Viernes por la tarde, acababa de llover. Por el retrovisor veo aproximándose al auto de atrás, en una fracción de segundo pienso “me va a chocar” y unos instantes después siento el impacto del choque. Unos segundos me quedo paralizada por el susto y por el dolor de cuello que no se hizo esperar.
Enseguida, la señora que me chocó bajó de su auto y se aproximó al mío para preguntar si estaba bien y para pedirme que la disculpara, las suelas de sus zapatos aún estaban mojadas por la lluvia, por lo que al intentar frenar la suela resbaló y sólo pudo desviar el volante sin lograr esquivarme.
Afortunadamente el médico me dijo que todo estaba bien y lo único que necesitaba eran medicamentos y un reposo relativo.
Ese día tomé una ruta distinta de la planeada y esa ruta me llevó a estar en el lugar y en el instante preciso en el que la conductora del auto que iba detrás de mí no pudo frenar.
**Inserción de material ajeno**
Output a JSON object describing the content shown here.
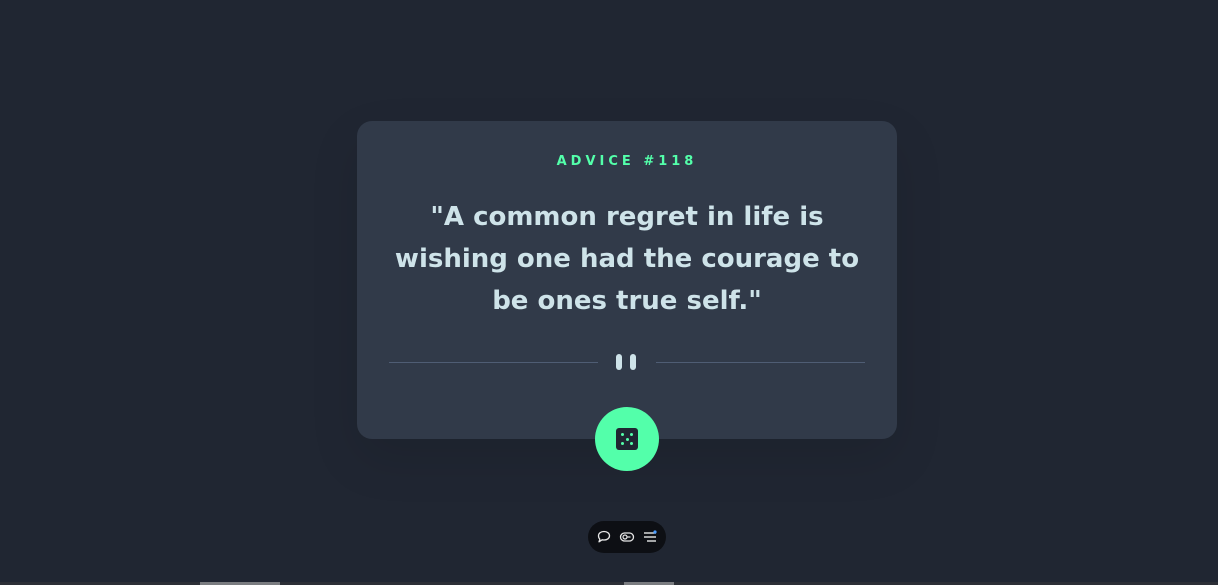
{
  "card": {
    "advice_label": "ADVICE #118",
    "quote": "\"A common regret in life is wishing one had the courage to be ones true self.\""
  },
  "divider": {
    "icon": "pause-icon"
  },
  "actions": {
    "dice_icon": "dice-icon"
  },
  "toolbar": {
    "icons": [
      "comment-icon",
      "toggle-icon",
      "menu-icon"
    ]
  },
  "colors": {
    "background": "#202632",
    "card": "#313a49",
    "accent": "#53ffaa",
    "text": "#cee3e9",
    "divider": "#4f5d74"
  }
}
Por un momento pensé que eso no hubiera pasado si hubiera tomado la ruta planeada en un principio, si me hubieran atendido más rápido en donde estaba unos minutos antes, si me hubiera demorado un poco más pagando el estacionamiento… Pero el hubiera no existe.
Entonces, en vez de seguir molesta dándole vuelta al asunto, opté nuevamente por una ruta distinta: dar gracias porque nadie resultó herido. ¿Qué tal si ese choque me protegió de un peligro más grande?
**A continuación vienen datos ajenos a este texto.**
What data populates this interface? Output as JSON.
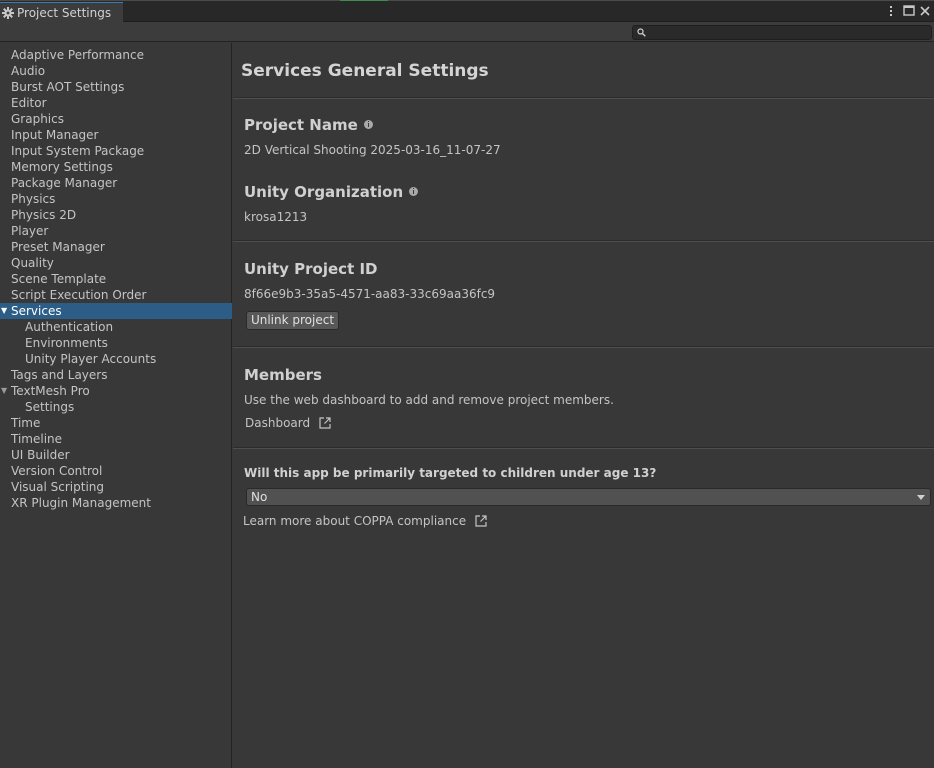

Después de una tarde caótica como esa disfruté tanto el llegar a casa y poder meterme a la cama a descansar. Y antes de dormir, como casi todos los días pero ese día con más emoción, agradecí a Dios y a la vida por un día más, una oportunidad más, y por el enorme regalo que es tener en vida a mi mamá, a mi familia, a mi novio que desde hace muchos años es parte de mi familia y a mis mejores amigas que también lo son.
Ese día aprecié mucho más todo lo bueno que tengo en mi vida y también pude apreciar aquello que para nada tenía la pinta de bendición pero que al final sí que lo fue, pues para mí fue un recordatorio de lo breve que es nuestro paso por este mundo.